How much horror will they show? How many cremated, hanged, shot, decapitated bodies will they present? How many confiscated shoes, suitcases, glasses, hair, jewelry, concentration camp uniforms, dolls, talitot and ceremonial art will they dare display? How many identity cards, photos, film clips, video-taped accounts can you bear to be witness to?
Going to a Holocaust museum is never fun, but it is a trip that must be made, both for the memory of the dead and the sake of the living.
I beg the reader to forgive the bathos of this preamble, but these were the emotions I carried into Jerusalem’s new Holocaust History Museum of Yad Vashem, the Holocaust Martyrs’ and Heroes’ Remembrance Authority, a decade in the making.

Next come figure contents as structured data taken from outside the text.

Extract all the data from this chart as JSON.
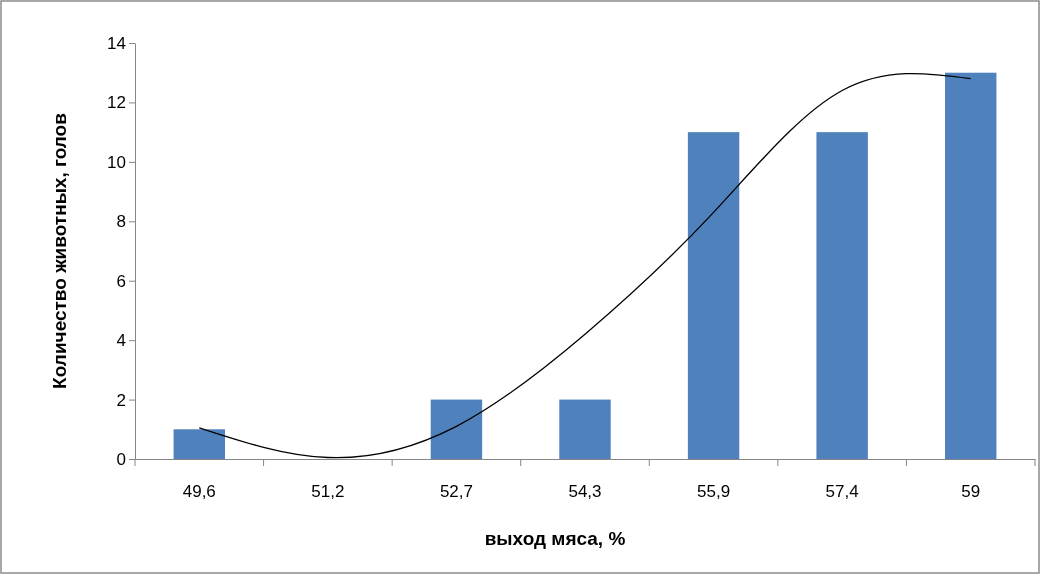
{
  "chart_data": {
    "type": "bar",
    "xlabel": "выход мяса, %",
    "ylabel": "Количество животных, голов",
    "categories": [
      "49,6",
      "51,2",
      "52,7",
      "54,3",
      "55,9",
      "57,4",
      "59"
    ],
    "ylim": [
      0,
      14
    ],
    "yticks": [
      0,
      2,
      4,
      6,
      8,
      10,
      12,
      14
    ],
    "grid": false,
    "series": [
      {
        "color": "#4f81bd",
        "values": [
          1,
          0,
          2,
          2,
          11,
          11,
          13
        ]
      },
      {
        "type": "line",
        "color": "#000000",
        "x": [
          "49,6",
          "51,2",
          "52,7",
          "54,3",
          "55,9",
          "57,4",
          "59"
        ],
        "values": [
          1.05,
          0.05,
          1.1,
          4.2,
          8.3,
          12.4,
          12.8
        ]
      }
    ]
  }
}
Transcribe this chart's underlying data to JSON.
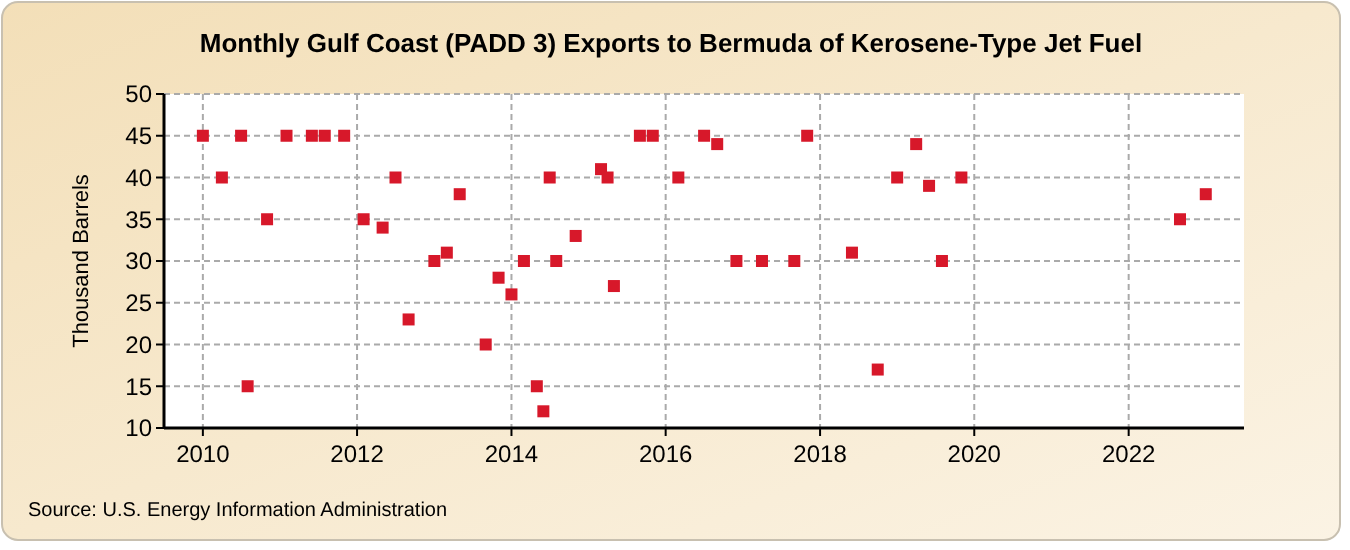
{
  "chart_data": {
    "type": "scatter",
    "title": "Monthly Gulf Coast (PADD 3) Exports to Bermuda of Kerosene-Type Jet Fuel",
    "ylabel": "Thousand Barrels",
    "annotations": [
      "Source: U.S. Energy Information Administration"
    ],
    "x": [
      "2010-01",
      "2010-04",
      "2010-07",
      "2010-08",
      "2010-11",
      "2011-02",
      "2011-06",
      "2011-08",
      "2011-11",
      "2012-02",
      "2012-05",
      "2012-07",
      "2012-09",
      "2013-01",
      "2013-03",
      "2013-05",
      "2013-09",
      "2013-11",
      "2014-01",
      "2014-03",
      "2014-05",
      "2014-06",
      "2014-07",
      "2014-08",
      "2014-11",
      "2015-03",
      "2015-04",
      "2015-05",
      "2015-09",
      "2015-11",
      "2016-03",
      "2016-07",
      "2016-09",
      "2016-12",
      "2017-04",
      "2017-09",
      "2017-11",
      "2018-06",
      "2018-10",
      "2019-01",
      "2019-04",
      "2019-06",
      "2019-08",
      "2019-11",
      "2022-09",
      "2023-01"
    ],
    "series": [
      {
        "color": "#d7182a",
        "values": [
          45,
          40,
          45,
          15,
          35,
          45,
          45,
          45,
          45,
          35,
          34,
          40,
          23,
          30,
          31,
          38,
          20,
          28,
          26,
          30,
          15,
          12,
          40,
          30,
          33,
          41,
          40,
          27,
          45,
          45,
          40,
          45,
          44,
          30,
          30,
          30,
          45,
          31,
          17,
          40,
          44,
          39,
          30,
          40,
          35,
          38
        ]
      }
    ],
    "xlim": [
      "2009-07",
      "2023-07"
    ],
    "xticks": [
      {
        "value": "2010",
        "label": "2010"
      },
      {
        "value": "2012",
        "label": "2012"
      },
      {
        "value": "2014",
        "label": "2014"
      },
      {
        "value": "2016",
        "label": "2016"
      },
      {
        "value": "2018",
        "label": "2018"
      },
      {
        "value": "2020",
        "label": "2020"
      },
      {
        "value": "2022",
        "label": "2022"
      }
    ],
    "ylim": [
      10,
      50
    ],
    "yticks": [
      10,
      15,
      20,
      25,
      30,
      35,
      40,
      45,
      50
    ],
    "grid": true,
    "marker": "square"
  }
}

Nearly three hours later I emerged into the sun overlooking the Jerusalem hills and breathed a sigh of relief, mingled with my salty tears and fueled by my unspeakable rage. Relief that I, an American-born Israeli who came into this world in April 1943 during the Warsaw Ghetto uprising, was saved by an accident of birth; tears that so many of my people were not; and rage, that a so-called civilized people could commit with smiles, guffaws and mindless discipline such a horror.
As I finished my visit, I heard German spoken. I wheeled around as if struck by a missile, saw that “the enemy” was a nice-looking, refined family of blond-haired tourists with the same solemn look on their faces as the rest of “us.” My logical mind told me to calm down. The father of the family, younger than I, hadn’t been responsible. But then my illogical mind intruded and staring menacingly at him, I choked back the words, “But your father was, you b—–d!”

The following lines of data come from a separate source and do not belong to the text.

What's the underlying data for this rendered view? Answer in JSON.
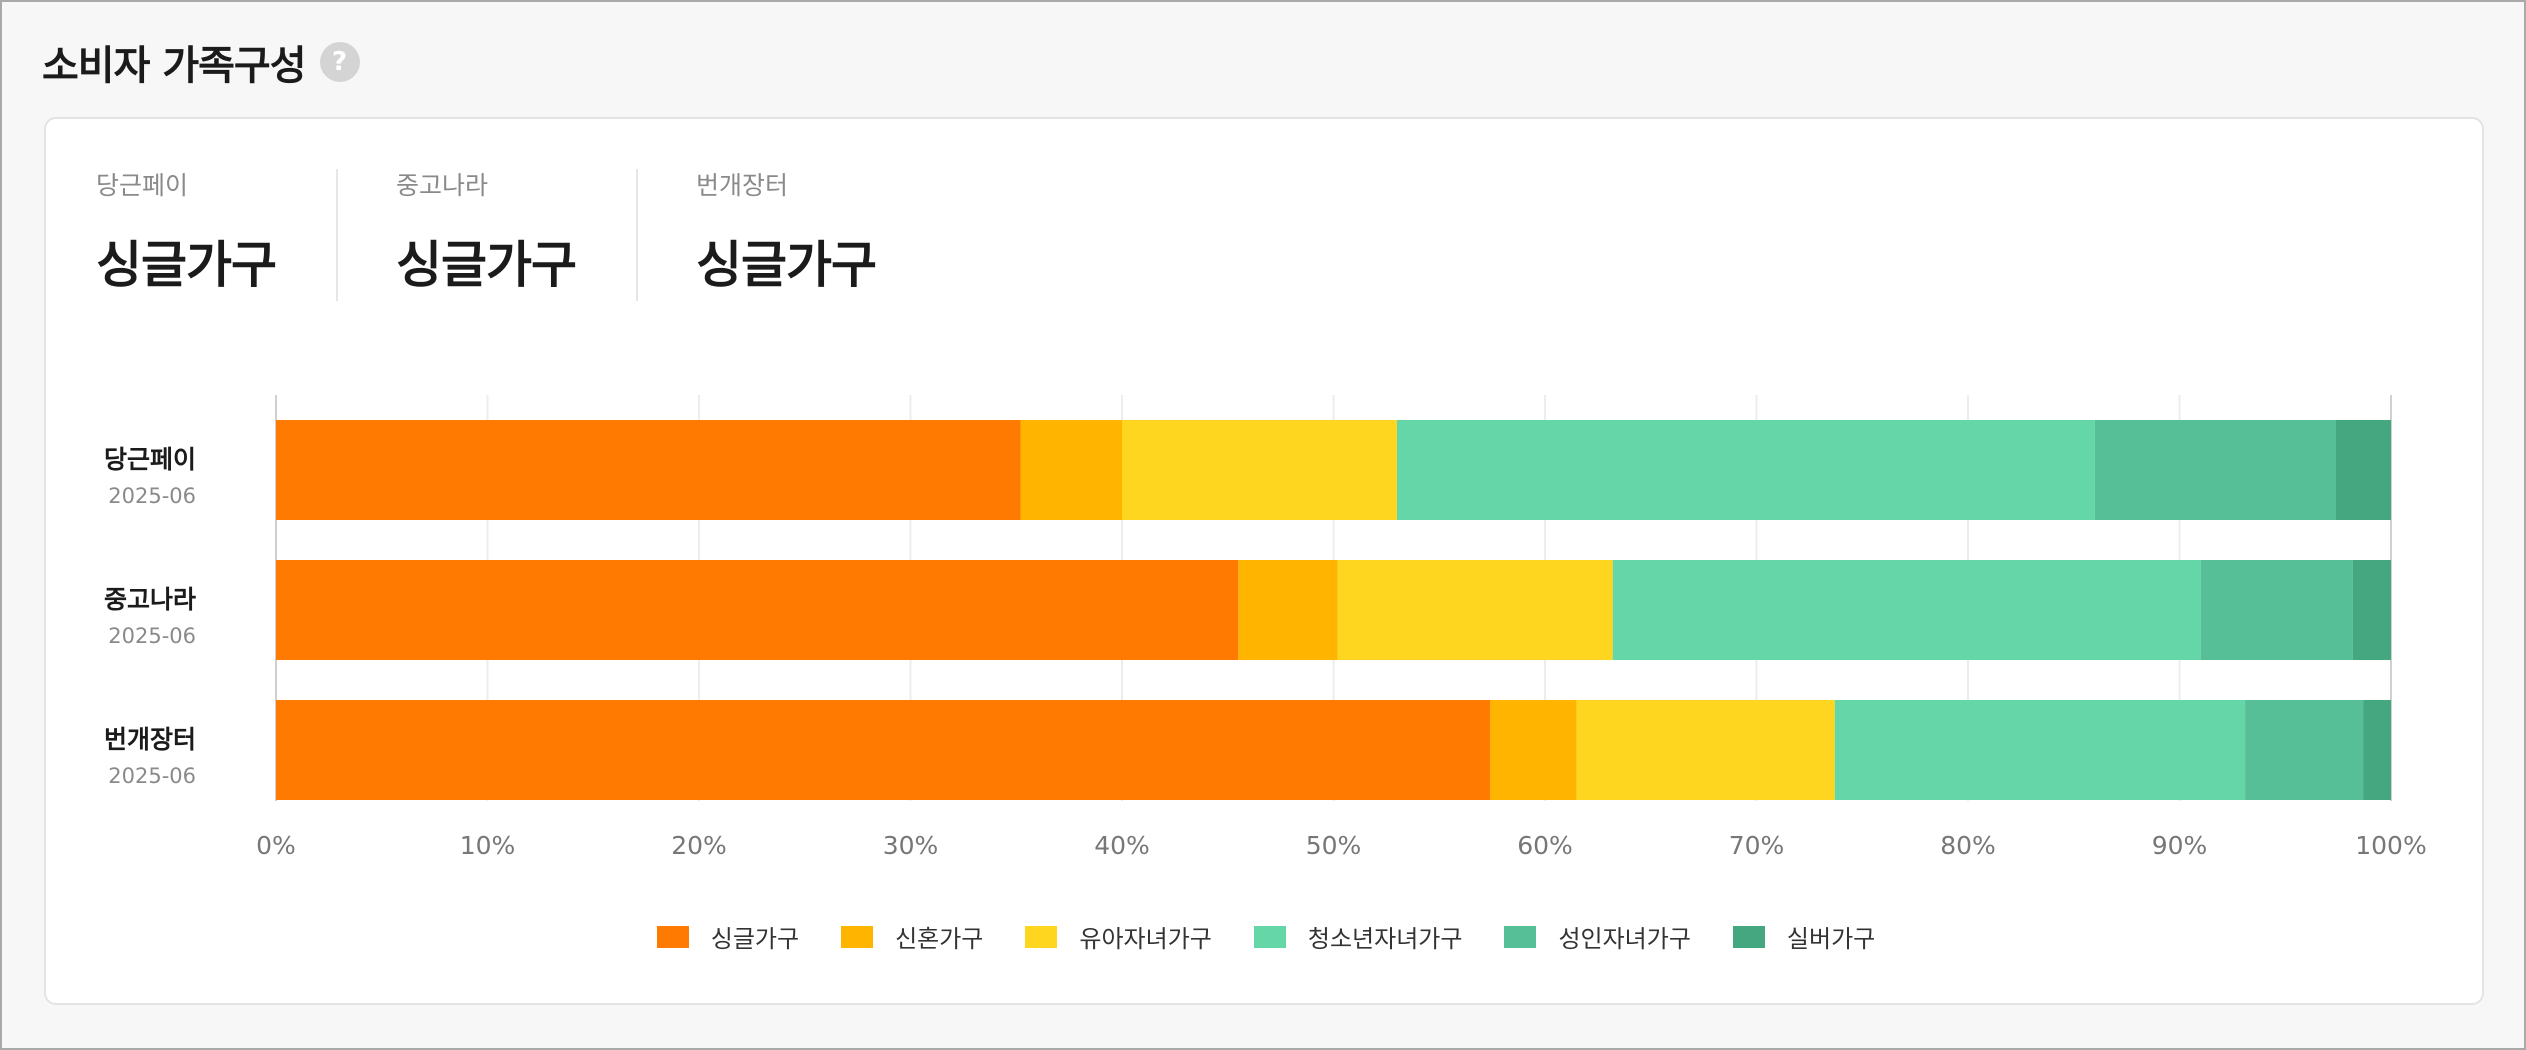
{
  "header": {
    "title": "소비자 가족구성",
    "help_glyph": "?"
  },
  "summary": [
    {
      "label": "당근페이",
      "value": "싱글가구"
    },
    {
      "label": "중고나라",
      "value": "싱글가구"
    },
    {
      "label": "번개장터",
      "value": "싱글가구"
    }
  ],
  "chart_data": {
    "type": "bar",
    "orientation": "horizontal",
    "stacked": true,
    "categories": [
      {
        "name": "당근페이",
        "date": "2025-06"
      },
      {
        "name": "중고나라",
        "date": "2025-06"
      },
      {
        "name": "번개장터",
        "date": "2025-06"
      }
    ],
    "series": [
      {
        "name": "싱글가구",
        "color": "#ff7a00",
        "values": [
          35.2,
          45.5,
          57.4
        ]
      },
      {
        "name": "신혼가구",
        "color": "#ffb400",
        "values": [
          4.8,
          4.7,
          4.1
        ]
      },
      {
        "name": "유아자녀가구",
        "color": "#ffd61f",
        "values": [
          13.0,
          13.0,
          12.2
        ]
      },
      {
        "name": "청소년자녀가구",
        "color": "#64d6a8",
        "values": [
          33.0,
          27.8,
          19.4
        ]
      },
      {
        "name": "성인자녀가구",
        "color": "#56bf98",
        "values": [
          11.4,
          7.2,
          5.6
        ]
      },
      {
        "name": "실버가구",
        "color": "#45a77f",
        "values": [
          2.6,
          1.8,
          1.3
        ]
      }
    ],
    "xlim": [
      0,
      100
    ],
    "xticks": [
      "0%",
      "10%",
      "20%",
      "30%",
      "40%",
      "50%",
      "60%",
      "70%",
      "80%",
      "90%",
      "100%"
    ],
    "grid": true,
    "legend_position": "bottom-center"
  }
}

I have visited Holocaust museums all over the world, from the wonder in Berlin to the humblest, most poorly funded, windowless room in the most out-of-the-way community centers. I feel as if I’ve seen all the photos, heard all the tales of shame, savagery, heroism, indifference and disbelief. The “I’ve seen it all before” approach is, of course, a defensive tactic, a way of numbing yourself to the horrors, of distilling them into something neutral, even artful. If I keep seeing the same material time and again, maybe, just maybe, there isn’t anything left to shock me.
But of course, there are always new images. One of the most painful I’ve ever witnessed first came to my attention at New York’s Museum of Jewish Heritage some years ago. It showed two partisans, a male and female, being hanged by the Nazis. The woman, although twisting on the rope, was not yet dead. You can see the disbelief, the unspeakable sadness in her eyes as she stares into oblivion, her long, blond wavy hair whipped around either by the breeze of the winter’s day or the movement of her dangling body. Next to her, a soldier tightens the young man’s noose. He turns away from his comrade, not wishing to intrude on her final moments.
In a macabre sort of way, this photo is an old friend. Having seen it so many times before, I am “comfortable” with the imagery. But this time, it is accompanied by another photo of the pair, showing them minutes before, being led to their execution in a city square in Minsk in 1941, forced to carry signboards detailing their crimes (they had shot a German soldier). The caption identified her – 17-year-old Maria Borisova Bruskina – and showed her as a living creature, wearing two sweaters to protect her from the cold, one whose face was still beautiful, whose body still bore her with pride. For me, she is now somebody, no longer simply an icon. I want to shout, to tell her how sorry I am, how I wished I had known her. Perhaps I could have saved her. Maybe we could have become good friends.